Elapsed time to build secondary index in cold restart vs elapsed time to write its data

I am experiencing very different times in writing data into a set (with a secondary index already defined) and the time it takes to build it after a cold restart. I am running aerospike on on a single M3xlarge EC2 instance, SSD storage with 2000 provisioned iops. Aerospike version is Community Edition 3.9.1.1.

Inserting 35 million records and indexing on a String bin which exists in all of the records takes about 45 minutes (this could maybe be improved, but not the focus of my question), all together 32GB of data. Right after that I perform a cold restart of the server. The primary index takes about 10 minutes to build, and the secondary index takes 5 hours. iowait is around 80 at that stage. Doubling the amount of provisioned iops has a drastic improvement on the the secondary index building (but not on the primary index building time).

My question is - why are the great differences between writing performance and secondary index build time upon restart, for same size of data?

my config:

    # Aerospike database configuration file.

service {
user root
group root
paxos-single-replica-limit 1 # Number of nodes where the replica count is automatically reduced to 1.
pidfile /var/run/aerospike/asd.pid
service-threads 4
transaction-queues 4
transaction-threads-per-queue 4
proto-fd-max 15000
}

logging {
# Log file must be an absolute path.
file /var/log/aerospike/aerospike.log {
context any info
}
}

network {
service {
address any
port 3000
}

heartbeat {
mode multicast
address 239.1.99.222
port 9918

# To use unicast-mesh heartbeats, remove the 3 lines above, and see
# aerospike_mesh.conf for alternative.

interval 150
timeout 10
}

fabric {
port 3001
}

info {
port 3003
}
}

namespace prod {
        replication-factor 2
        memory-size 8G
        default-ttl 0d # 30 days, use 0 to never expire/evict.

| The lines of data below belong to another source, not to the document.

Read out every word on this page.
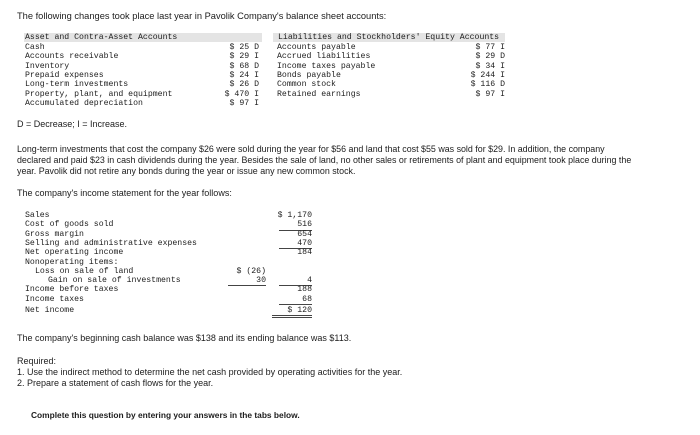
The following changes took place last year in Pavolik Company's balance sheet accounts:
Asset and Contra-Asset Accounts	Liabilities and Stockholders' Equity Accounts
Cash	$ 25 D
Accounts receivable	$ 29 I
Inventory	$ 68 D
Prepaid expenses	$ 24 I
Long-term investments	$ 26 D
Property, plant, and equipment	$ 470 I
Accumulated depreciation	$ 97 I
Accounts payable	$ 77 I
Accrued liabilities	$ 29 D
Income taxes payable	$ 34 I
Bonds payable	$ 244 I
Common stock	$ 116 D
Retained earnings	$ 97 I
D = Decrease; I = Increase.
Long-term investments that cost the company $26 were sold during the year for $56 and land that cost $55 was sold for $29. In addition, the company declared and paid $23 in cash dividends during the year. Besides the sale of land, no other sales or retirements of plant and equipment took place during the year. Pavolik did not retire any bonds during the year or issue any new common stock.
The company's income statement for the year follows:
Sales	$ 1,170
Cost of goods sold	516
Gross margin	654
Selling and administrative expenses	470
Net operating income	184
Nonoperating items:
Loss on sale of land	$ (26)
Gain on sale of investments	30	4
Income before taxes	188
Income taxes	68
Net income	$ 120
The company's beginning cash balance was $138 and its ending balance was $113.
Required:
1. Use the indirect method to determine the net cash provided by operating activities for the year.
2. Prepare a statement of cash flows for the year.
Complete this question by entering your answers in the tabs below.
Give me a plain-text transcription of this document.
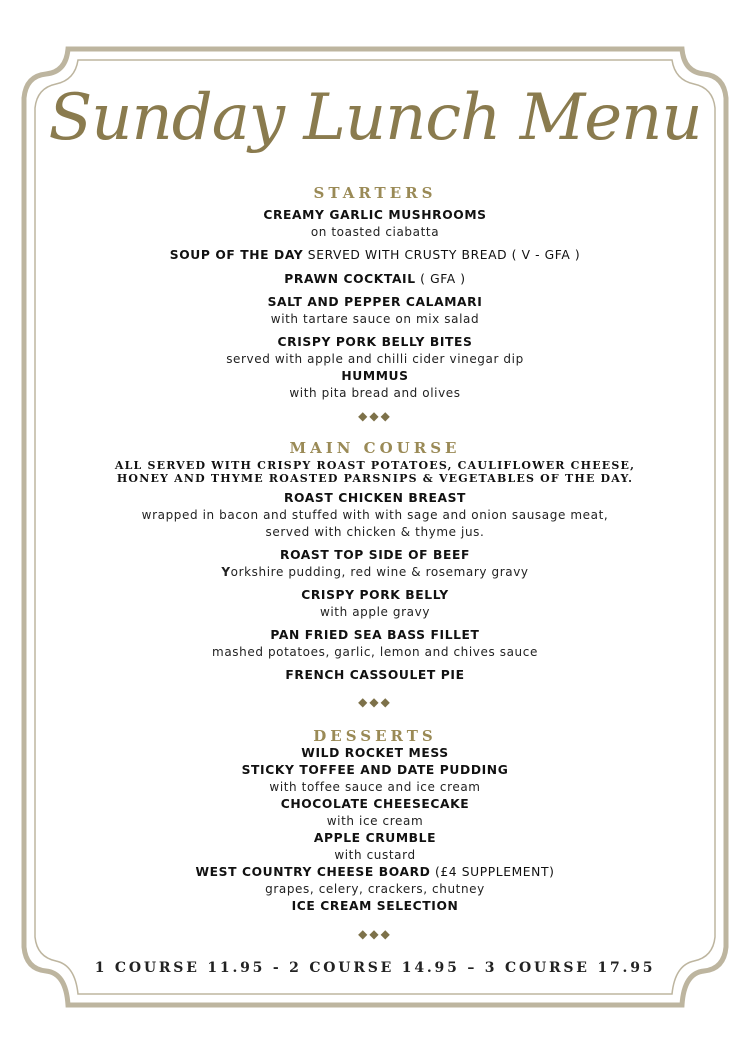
Sunday Lunch Menu
STARTERS
CREAMY GARLIC MUSHROOMS
on toasted ciabatta
SOUP OF THE DAY SERVED WITH CRUSTY BREAD ( V - GFA )
PRAWN COCKTAIL ( GFA )
SALT AND PEPPER CALAMARI
with tartare sauce on mix salad
CRISPY PORK BELLY BITES
served with apple and chilli cider vinegar dip
HUMMUS
with pita bread and olives
◆◆◆
MAIN COURSE
ALL SERVED WITH CRISPY ROAST POTATOES, CAULIFLOWER CHEESE,
HONEY AND THYME ROASTED PARSNIPS & VEGETABLES OF THE DAY.
ROAST CHICKEN BREAST
wrapped in bacon and stuffed with with sage and onion sausage meat,
served with chicken & thyme jus.
ROAST TOP SIDE OF BEEF
Yorkshire pudding, red wine & rosemary gravy
CRISPY PORK BELLY
with apple gravy
PAN FRIED SEA BASS FILLET
mashed potatoes, garlic, lemon and chives sauce
FRENCH CASSOULET PIE
◆◆◆
DESSERTS
WILD ROCKET MESS
STICKY TOFFEE AND DATE PUDDING
with toffee sauce and ice cream
CHOCOLATE CHEESECAKE
with ice cream
APPLE CRUMBLE
with custard
WEST COUNTRY CHEESE BOARD (£4 SUPPLEMENT)
grapes, celery, crackers, chutney
ICE CREAM SELECTION
◆◆◆
1 COURSE 11.95 - 2 COURSE 14.95 – 3 COURSE 17.95
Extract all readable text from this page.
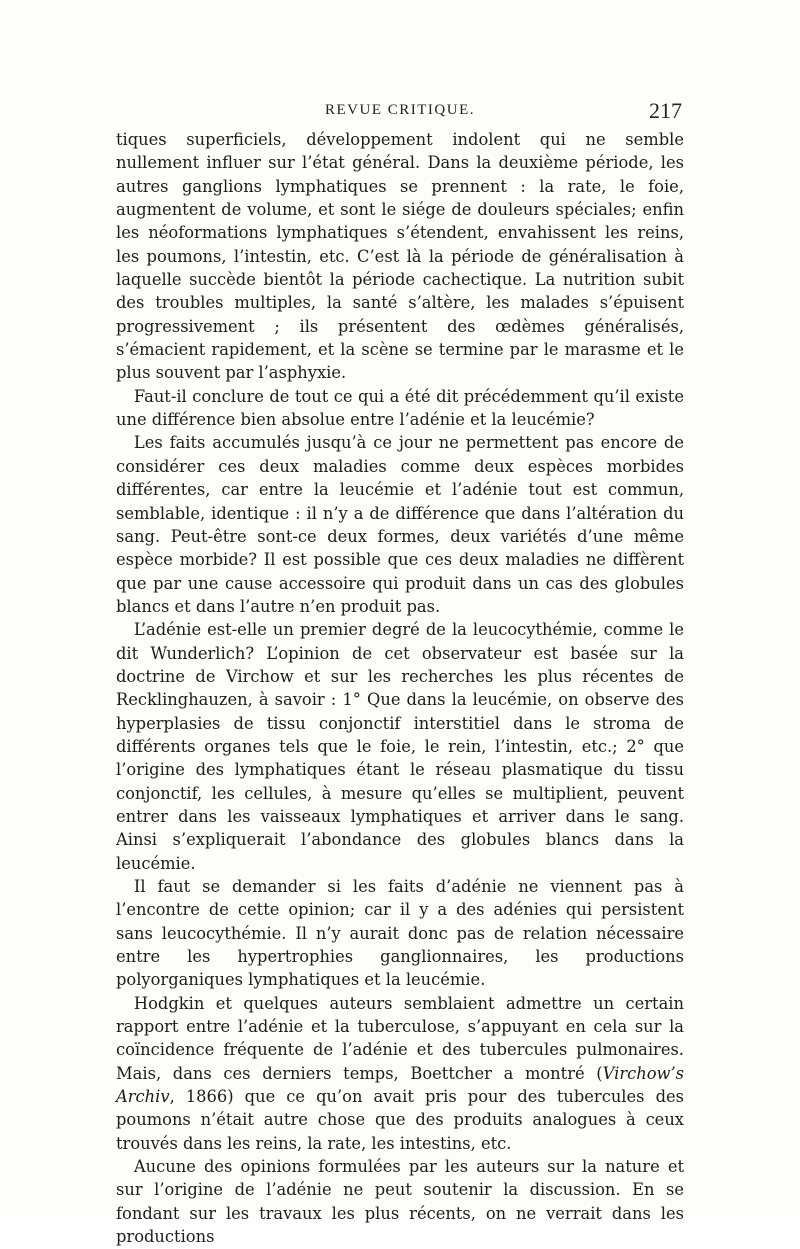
REVUE CRITIQUE.	217

tiques superficiels, développement indolent qui ne semble nullement influer sur l’état général. Dans la deuxième période, les autres ganglions lymphatiques se prennent : la rate, le foie, augmentent de volume, et sont le siége de douleurs spéciales; enfin les néoformations lymphatiques s’étendent, envahissent les reins, les poumons, l’intestin, etc. C’est là la période de généralisation à laquelle succède bientôt la période cachectique. La nutrition subit des troubles multiples, la santé s’altère, les malades s’épuisent progressivement ; ils présentent des œdèmes généralisés, s’émacient rapidement, et la scène se termine par le marasme et le plus souvent par l’asphyxie.

Faut-il conclure de tout ce qui a été dit précédemment qu’il existe une différence bien absolue entre l’adénie et la leucémie?

Les faits accumulés jusqu’à ce jour ne permettent pas encore de considérer ces deux maladies comme deux espèces morbides différentes, car entre la leucémie et l’adénie tout est commun, semblable, identique : il n’y a de différence que dans l’altération du sang. Peut-être sont-ce deux formes, deux variétés d’une même espèce morbide? Il est possible que ces deux maladies ne diffèrent que par une cause accessoire qui produit dans un cas des globules blancs et dans l’autre n’en produit pas.

L’adénie est-elle un premier degré de la leucocythémie, comme le dit Wunderlich? L’opinion de cet observateur est basée sur la doctrine de Virchow et sur les recherches les plus récentes de Recklinghauzen, à savoir : 1° Que dans la leucémie, on observe des hyperplasies de tissu conjonctif interstitiel dans le stroma de différents organes tels que le foie, le rein, l’intestin, etc.; 2° que l’origine des lymphatiques étant le réseau plasmatique du tissu conjonctif, les cellules, à mesure qu’elles se multiplient, peuvent entrer dans les vaisseaux lymphatiques et arriver dans le sang. Ainsi s’expliquerait l’abondance des globules blancs dans la leucémie.

Il faut se demander si les faits d’adénie ne viennent pas à l’encontre de cette opinion; car il y a des adénies qui persistent sans leucocythémie. Il n’y aurait donc pas de relation nécessaire entre les hypertrophies ganglionnaires, les productions polyorganiques lymphatiques et la leucémie.

Hodgkin et quelques auteurs semblaient admettre un certain rapport entre l’adénie et la tuberculose, s’appuyant en cela sur la coïncidence fréquente de l’adénie et des tubercules pulmonaires. Mais, dans ces derniers temps, Boettcher a montré (Virchow’s Archiv, 1866) que ce qu’on avait pris pour des tubercules des poumons n’était autre chose que des produits analogues à ceux trouvés dans les reins, la rate, les intestins, etc.

Aucune des opinions formulées par les auteurs sur la nature et sur l’origine de l’adénie ne peut soutenir la discussion. En se fondant sur les travaux les plus récents, on ne verrait dans les productions
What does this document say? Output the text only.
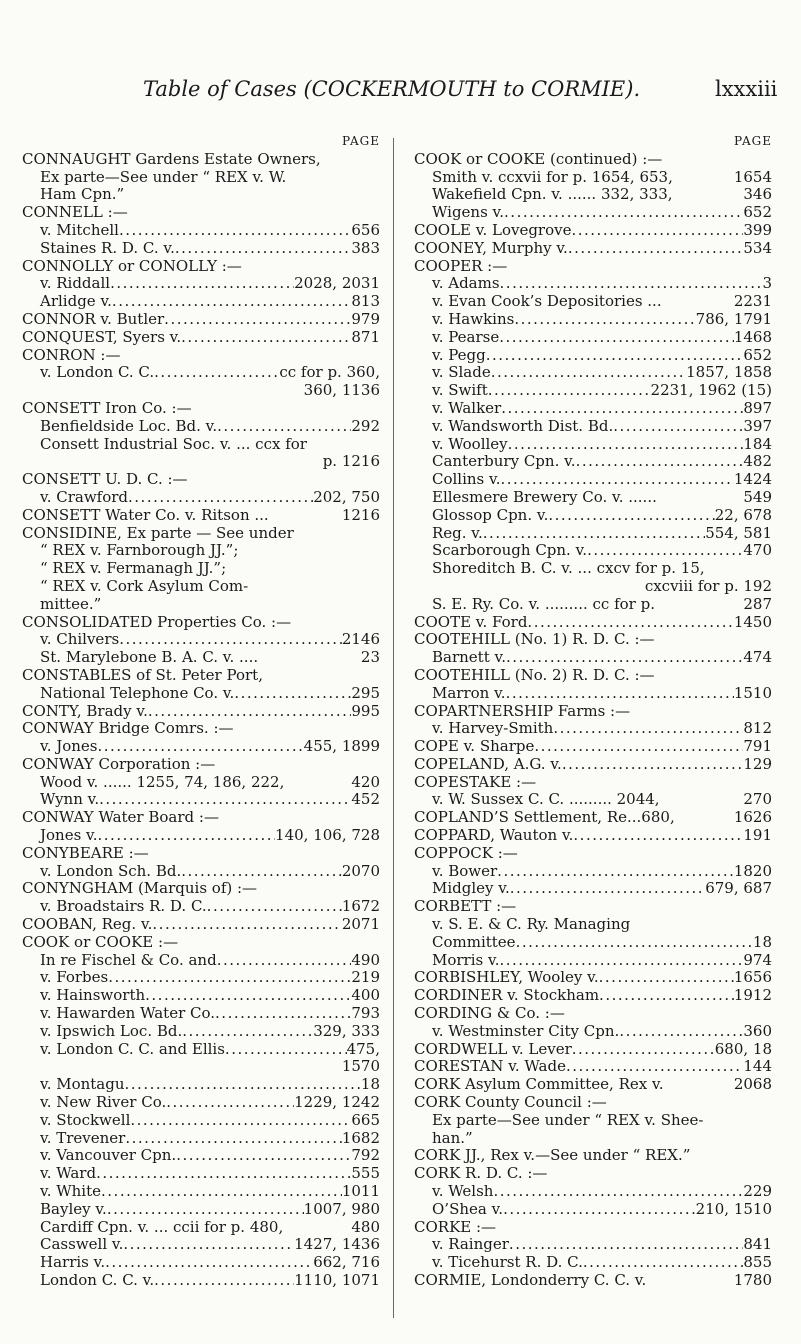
Table of Cases (COCKERMOUTH to CORMIE).	lxxxiii
PAGE
CONNAUGHT Gardens Estate Owners,
Ex parte—See under “ REX v. W.
Ham Cpn.”
CONNELL :—
v. Mitchell .....	656
Staines R. D. C. v. .....	383
CONNOLLY or CONOLLY :—
v. Riddall .....	2028, 2031
Arlidge v. .....	813
CONNOR v. Butler .....	979
CONQUEST, Syers v. .....	871
CONRON :—
v. London C. C. .....	cc for p. 360,
360, 1136
CONSETT Iron Co. :—
Benfieldside Loc. Bd. v. .....	292
Consett Industrial Soc. v. ... ccx for
p. 1216
CONSETT U. D. C. :—
v. Crawford .....	202, 750
CONSETT Water Co. v. Ritson ...	1216
CONSIDINE, Ex parte — See under
“ REX v. Farnborough JJ.”;
“ REX v. Fermanagh JJ.”;
“ REX v. Cork Asylum Com-
mittee.”
CONSOLIDATED Properties Co. :—
v. Chilvers .....	2146
St. Marylebone B. A. C. v. ....	23
CONSTABLES of St. Peter Port,
National Telephone Co. v. .....	295
CONTY, Brady v. .....	995
CONWAY Bridge Comrs. :—
v. Jones .....	455, 1899
CONWAY Corporation :—
Wood v. ...... 1255, 74, 186, 222,	420
Wynn v. .....	452
CONWAY Water Board :—
Jones v. .....	140, 106, 728
CONYBEARE :—
v. London Sch. Bd. .....	2070
CONYNGHAM (Marquis of) :—
v. Broadstairs R. D. C. .....	1672
COOBAN, Reg. v. .....	2071
COOK or COOKE :—
In re Fischel & Co. and .....	490
v. Forbes .....	219
v. Hainsworth .....	400
v. Hawarden Water Co. .....	793
v. Ipswich Loc. Bd. .....	329, 333
v. London C. C. and Ellis .....	475,
1570
v. Montagu .....	18
v. New River Co. .....	1229, 1242
v. Stockwell .....	665
v. Trevener .....	1682
v. Vancouver Cpn. .....	792
v. Ward .....	555
v. White .....	1011
Bayley v. .....	1007, 980
Cardiff Cpn. v. ... ccii for p. 480,	480
Casswell v. .....	1427, 1436
Harris v. .....	662, 716
London C. C. v. .....	1110, 1071
PAGE
COOK or COOKE (continued) :—
Smith v. ccxvii for p. 1654, 653,	1654
Wakefield Cpn. v. ...... 332, 333,	346
Wigens v. .....	652
COOLE v. Lovegrove .....	399
COONEY, Murphy v. .....	534
COOPER :—
v. Adams .....	3
v. Evan Cook’s Depositories ...	2231
v. Hawkins .....	786, 1791
v. Pearse .....	1468
v. Pegg .....	652
v. Slade .....	1857, 1858
v. Swift .....	2231, 1962 (15)
v. Walker .....	897
v. Wandsworth Dist. Bd. .....	397
v. Woolley .....	184
Canterbury Cpn. v. .....	482
Collins v. .....	1424
Ellesmere Brewery Co. v. ......	549
Glossop Cpn. v. .....	22, 678
Reg. v. .....	554, 581
Scarborough Cpn. v. .....	470
Shoreditch B. C. v. ... cxcv for p. 15,
cxcviii for p. 192
S. E. Ry. Co. v. ......... cc for p.	287
COOTE v. Ford .....	1450
COOTEHILL (No. 1) R. D. C. :—
Barnett v. .....	474
COOTEHILL (No. 2) R. D. C. :—
Marron v. .....	1510
COPARTNERSHIP Farms :—
v. Harvey-Smith .....	812
COPE v. Sharpe .....	791
COPELAND, A.G. v. .....	129
COPESTAKE :—
v. W. Sussex C. C. ......... 2044,	270
COPLAND’S Settlement, Re...680,	1626
COPPARD, Wauton v. .....	191
COPPOCK :—
v. Bower .....	1820
Midgley v. .....	679, 687
CORBETT :—
v. S. E. & C. Ry. Managing
Committee .....	18
Morris v. .....	974
CORBISHLEY, Wooley v. .....	1656
CORDINER v. Stockham .....	1912
CORDING & Co. :—
v. Westminster City Cpn. .....	360
CORDWELL v. Lever .....	680, 18
CORESTAN v. Wade .....	144
CORK Asylum Committee, Rex v.	2068
CORK County Council :—
Ex parte—See under “ REX v. Shee-
han.”
CORK JJ., Rex v.—See under “ REX.”
CORK R. D. C. :—
v. Welsh .....	229
O’Shea v. .....	210, 1510
CORKE :—
v. Rainger .....	841
v. Ticehurst R. D. C. .....	855
CORMIE, Londonderry C. C. v.	1780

        storage-engine  device {     # Configure the storage-engine to use persistence
        device /dev/xvda2    # raw device. Maximum size is 2 TiB
        # device /dev/<device>  # (optional) another raw device.
        write-block-size 128K   # adjust block size to make it efficient for SSDs.
        }
}

comparing a real-time insert/index isn’t quite the apple/apple comparison. The more appropriate comparison is insert all the data, then create the sindex.

How do you conclude that primary index building was only 10 minutes and secondary index building was 5 hours?

Hi @wchu, thanks for your reply. I am comparing these two because writing a new data sets hits the disk - to persist the data to the ssd device. On top of that there is event a minor penalty of updating the secondary index (in memory). Yes, if I am writing the data first only later adding the index (as you are suggesting) , I am experiencing the same high io and long time to read the data and creating the index. What I am asking why is there in Aerospike such a big difference in terms of elapsed time and io usage between writing the data (persisting to SSD) and reading it when creating the secondary index.

I conclude the elapsed times of primary index and secondary by looking at the log messages. They were explained here.

Tested building of SIs on coldstart. 100,000 records stored on HDD on file. Single node cluster, ver 3.10.1.2 Case 1: Index was defined, Aerospike coldstarted. (SI is built as data is read from HDD)

  1. Sindex-ticker done: ns=test si= si-mem-used=3283716 elapsed=404 ms 2 - repeat test ) Sindex-ticker done: ns=test si= si-mem-used=3292580 elapsed=570 ms 3 - repeat test) Sindex-ticker done: ns=test si= si-mem-used=3292556 elapsed=397 ms 4 - repeat) Sindex-ticker done: ns=test si= si-mem-used=3286100 elapsed=403 ms

Case 2: Index dropped, (no SI present). Aerospike coldstarted, then SI defined. (SI is built after data has been loaded from HDD)

  1. Sindex-ticker done: ns=test si=regIndex si-mem-used=3284756 elapsed=400 ms 2 - repeat) Sindex-ticker done: ns=test si=regIndex si-mem-used=3303292 elapsed=401 ms 3 - repeat) Sindex-ticker done: ns=test si=regIndex si-mem-used=3297812 elapsed=387 ms 4 - repeat) Sindex-ticker done: ns=test si=regIndex si-mem-used=3299092 elapsed=401 ms

I don’t see any appreciable difference in time in building the SI between the two scenarios.